"A tropa acaba, mas o eco continua"
No pequeno concelho de Mértola, no Baixo Alentejo, João Pereira, hoje com 42 anos, acorda todos os dias às cinco da manhã. O hábito ficou dos anos em que serviu no Regimento de Comandos da Amadora. Terminou a carreira militar em 2017, com mais de 15 anos de serviço, e desde então tenta adaptar-se a uma vida civil que não o reconhece nem o compreende. "A tropa prepara-te para o combate, mas não te prepara para o depois", desabafa, olhando para as vastidões alentejanas que contrastam com a rigidez das formações militares.
João faz parte de um grupo silencioso: os militares portugueses reintegrados na sociedade civil, que se deparam com obstáculos psicológicos, laborais e sociais que raramente são discutidos. Apesar do Estatuto do Antigo Combatente e da existência de entidades como a Direcção-Geral de Recursos da Defesa Nacional (DGRDN), muitos destes homens e mulheres sentem-se abandonados por um Estado que os preparou para a guerra, mas não para a paz.
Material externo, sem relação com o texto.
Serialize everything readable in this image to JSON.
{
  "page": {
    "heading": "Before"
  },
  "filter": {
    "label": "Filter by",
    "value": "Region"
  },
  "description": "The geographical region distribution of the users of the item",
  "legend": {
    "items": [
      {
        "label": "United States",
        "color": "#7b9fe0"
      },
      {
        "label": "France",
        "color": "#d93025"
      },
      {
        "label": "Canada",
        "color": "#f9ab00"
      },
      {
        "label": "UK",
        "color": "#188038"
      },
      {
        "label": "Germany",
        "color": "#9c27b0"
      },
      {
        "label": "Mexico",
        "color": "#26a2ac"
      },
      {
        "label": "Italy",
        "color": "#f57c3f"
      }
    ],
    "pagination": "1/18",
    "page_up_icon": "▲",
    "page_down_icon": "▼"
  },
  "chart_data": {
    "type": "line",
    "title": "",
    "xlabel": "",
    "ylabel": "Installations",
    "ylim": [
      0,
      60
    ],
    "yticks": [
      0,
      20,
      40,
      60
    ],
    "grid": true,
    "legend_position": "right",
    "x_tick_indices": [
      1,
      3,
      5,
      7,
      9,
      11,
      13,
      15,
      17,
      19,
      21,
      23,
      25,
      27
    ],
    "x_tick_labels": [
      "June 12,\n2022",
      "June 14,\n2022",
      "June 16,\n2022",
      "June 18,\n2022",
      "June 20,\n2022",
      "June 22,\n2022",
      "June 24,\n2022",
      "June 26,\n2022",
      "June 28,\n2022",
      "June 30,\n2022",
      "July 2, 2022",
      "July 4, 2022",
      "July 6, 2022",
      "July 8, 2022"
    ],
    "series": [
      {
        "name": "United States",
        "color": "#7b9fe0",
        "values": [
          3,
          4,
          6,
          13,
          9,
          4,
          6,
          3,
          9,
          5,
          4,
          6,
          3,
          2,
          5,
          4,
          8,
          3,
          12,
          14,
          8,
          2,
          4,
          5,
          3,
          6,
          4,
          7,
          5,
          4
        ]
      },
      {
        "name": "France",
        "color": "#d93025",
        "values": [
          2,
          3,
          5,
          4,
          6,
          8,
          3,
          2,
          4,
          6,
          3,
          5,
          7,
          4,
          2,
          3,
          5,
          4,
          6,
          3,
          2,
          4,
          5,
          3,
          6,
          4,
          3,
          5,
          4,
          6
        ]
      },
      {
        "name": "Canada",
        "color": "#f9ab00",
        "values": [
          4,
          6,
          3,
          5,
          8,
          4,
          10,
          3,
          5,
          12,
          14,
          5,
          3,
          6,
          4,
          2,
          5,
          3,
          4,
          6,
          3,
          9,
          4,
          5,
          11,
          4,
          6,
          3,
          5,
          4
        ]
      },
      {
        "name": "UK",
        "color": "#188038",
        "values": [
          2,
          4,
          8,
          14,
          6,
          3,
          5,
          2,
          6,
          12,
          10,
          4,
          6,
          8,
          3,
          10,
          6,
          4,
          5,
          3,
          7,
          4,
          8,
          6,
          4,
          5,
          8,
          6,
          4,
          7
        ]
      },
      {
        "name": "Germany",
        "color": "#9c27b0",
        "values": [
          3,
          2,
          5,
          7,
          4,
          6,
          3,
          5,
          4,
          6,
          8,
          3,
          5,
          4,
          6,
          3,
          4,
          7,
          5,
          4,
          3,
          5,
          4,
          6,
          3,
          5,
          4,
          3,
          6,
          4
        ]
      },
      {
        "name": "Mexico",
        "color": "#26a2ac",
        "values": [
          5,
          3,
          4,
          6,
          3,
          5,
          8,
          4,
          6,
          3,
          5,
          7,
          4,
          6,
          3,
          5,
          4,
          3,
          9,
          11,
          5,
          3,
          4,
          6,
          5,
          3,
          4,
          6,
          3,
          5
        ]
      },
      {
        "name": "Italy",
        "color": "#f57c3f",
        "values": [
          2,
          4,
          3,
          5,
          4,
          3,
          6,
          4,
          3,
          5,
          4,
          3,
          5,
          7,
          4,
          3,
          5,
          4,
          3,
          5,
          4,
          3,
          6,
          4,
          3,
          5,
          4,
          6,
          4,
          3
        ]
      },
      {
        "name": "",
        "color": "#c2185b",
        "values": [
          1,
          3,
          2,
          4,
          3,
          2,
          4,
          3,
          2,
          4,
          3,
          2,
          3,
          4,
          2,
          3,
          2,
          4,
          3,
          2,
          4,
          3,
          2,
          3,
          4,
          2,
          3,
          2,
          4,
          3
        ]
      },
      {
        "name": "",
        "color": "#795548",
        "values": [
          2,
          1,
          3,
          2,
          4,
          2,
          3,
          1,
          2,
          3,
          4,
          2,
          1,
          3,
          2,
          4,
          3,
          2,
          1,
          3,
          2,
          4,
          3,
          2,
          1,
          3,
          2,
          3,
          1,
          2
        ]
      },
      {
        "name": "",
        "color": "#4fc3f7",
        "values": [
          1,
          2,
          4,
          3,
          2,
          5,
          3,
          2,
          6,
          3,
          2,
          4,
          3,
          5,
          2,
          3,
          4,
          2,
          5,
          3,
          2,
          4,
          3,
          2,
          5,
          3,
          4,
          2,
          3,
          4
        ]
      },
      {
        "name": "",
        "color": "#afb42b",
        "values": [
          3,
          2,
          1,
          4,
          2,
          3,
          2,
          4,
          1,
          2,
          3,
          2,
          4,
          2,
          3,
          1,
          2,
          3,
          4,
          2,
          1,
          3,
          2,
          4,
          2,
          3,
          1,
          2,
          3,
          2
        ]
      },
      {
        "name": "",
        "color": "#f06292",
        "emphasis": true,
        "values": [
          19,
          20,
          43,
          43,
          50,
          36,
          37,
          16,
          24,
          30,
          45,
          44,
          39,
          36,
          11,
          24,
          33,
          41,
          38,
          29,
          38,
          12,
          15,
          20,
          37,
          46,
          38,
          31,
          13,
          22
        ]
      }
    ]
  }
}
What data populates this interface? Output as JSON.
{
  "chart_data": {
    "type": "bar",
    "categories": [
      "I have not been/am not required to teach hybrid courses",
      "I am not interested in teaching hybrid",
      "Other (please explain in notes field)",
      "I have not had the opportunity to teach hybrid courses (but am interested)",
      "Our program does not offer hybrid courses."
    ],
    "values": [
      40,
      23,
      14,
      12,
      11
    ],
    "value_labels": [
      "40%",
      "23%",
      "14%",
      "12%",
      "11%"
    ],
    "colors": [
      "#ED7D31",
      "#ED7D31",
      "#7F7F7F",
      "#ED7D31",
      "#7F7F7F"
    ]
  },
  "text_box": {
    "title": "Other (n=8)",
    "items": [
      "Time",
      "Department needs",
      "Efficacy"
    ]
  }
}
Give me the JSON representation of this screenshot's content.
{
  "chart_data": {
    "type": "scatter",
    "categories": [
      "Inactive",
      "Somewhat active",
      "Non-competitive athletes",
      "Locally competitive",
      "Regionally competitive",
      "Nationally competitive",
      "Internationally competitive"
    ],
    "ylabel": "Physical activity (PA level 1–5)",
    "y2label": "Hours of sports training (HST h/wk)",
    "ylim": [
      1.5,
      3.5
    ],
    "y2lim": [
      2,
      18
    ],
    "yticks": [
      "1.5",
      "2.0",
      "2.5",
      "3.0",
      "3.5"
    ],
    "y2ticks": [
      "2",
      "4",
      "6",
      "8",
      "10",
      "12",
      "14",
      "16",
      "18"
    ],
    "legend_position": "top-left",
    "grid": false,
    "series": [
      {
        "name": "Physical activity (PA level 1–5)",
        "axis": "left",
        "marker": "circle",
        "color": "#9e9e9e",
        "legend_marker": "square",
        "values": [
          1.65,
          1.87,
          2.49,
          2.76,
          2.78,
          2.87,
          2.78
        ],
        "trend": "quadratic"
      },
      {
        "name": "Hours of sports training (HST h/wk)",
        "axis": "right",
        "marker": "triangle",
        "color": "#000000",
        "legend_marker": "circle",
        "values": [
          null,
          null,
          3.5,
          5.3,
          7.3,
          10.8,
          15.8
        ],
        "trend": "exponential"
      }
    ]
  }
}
Do combate à invisibilidade
Em Viana do Castelo, Carla Rodrigues, ex-sargento do Exército, hoje trabalha como recepcionista numa empresa de transportes. "Passei de liderar pelotões a marcar reuniões num Outlook que nunca aprendi a usar na tropa", conta com humor amargo. O choque cultural e profissional é uma das maiores barreiras sentidas pelos ex-militares.
Estudos recentes da Universidade do Minho apontam que mais de 63% dos militares desmobilizados não conseguem emprego nos primeiros 12 meses após a saída. E os que conseguem, raramente são integrados em funções equivalentes às suas competências de liderança, logística ou organização operacional.
"Os militares saem com competências técnicas de elevado nível, mas as empresas não reconhecem essas valências. Há um preconceito velado, como se fossem robôs de combate, não profissionais humanos", afirma Miguel Costa, investigador em sociologia militar na Universidade Nova de Lisboa.
Silêncio, trauma e abandono
A componente psicológica é muitas vezes ignorada. A Associação de Veteranos das Forças Armadas Portuguesas (AVFAP) estima que mais de 40% dos ex-militares apresentam sintomas compatíveis com stress pós-traumático (PTSD). No entanto, menos de 15% procuram apoio especializado. O motivo? Estigma e falta de acesso.
"Em Lisboa há apoio. Mas e em Trancoso? Em Paredes de Coura? Em Olhão? Muitos dos nossos camaradas estão isolados, sem acesso a psicólogos com formação para lidar com veteranos", denuncia Filipe Nunes, porta-voz da AVFAP.
A rede de apoio do Instituto da Ação Social das Forças Armadas (IASFA) está sobredimensionada nos grandes centros urbanos, mas escassa no interior do país. Além disso, poucos militares estão informados sobre os seus direitos após a desmobilização. "As reuniões de fim de serviço são mais formais do que informativas", diz Carla.
Há solução?
Nos últimos dois anos, algumas iniciativas tentaram inverter este panorama. O programa "Transitar com Valor", desenvolvido em parceria entre o Exército e o ISCTE, visa criar planos individuais de reinserção socioprofissional. Em 2023, formou 48 militares em áreas como logística, informática e segurança privada. Mas o alcance ainda é limitado.
"A sociedade portuguesa precisa de entender que quem serviu o país com coragem não pode ser tratado como descartável", defende o coronel reformado Manuel Lemos, agora consultor da Liga dos Combatentes. "Reintegrar não é dar esmolas. É dar caminho, dignidade e voz."
Conclusão
O regresso à vida civil para milhares de militares portugueses continua a ser um campo de batalha silencioso. É urgente que a sociedade, o Estado e o sector privado reconheçam o valor humano, profissional e emocional destes homens e mulheres que deram o melhor de si às Forças Armadas. Sem essa mudança de mentalidade, continuaremos a perder heróis no regresso a casa.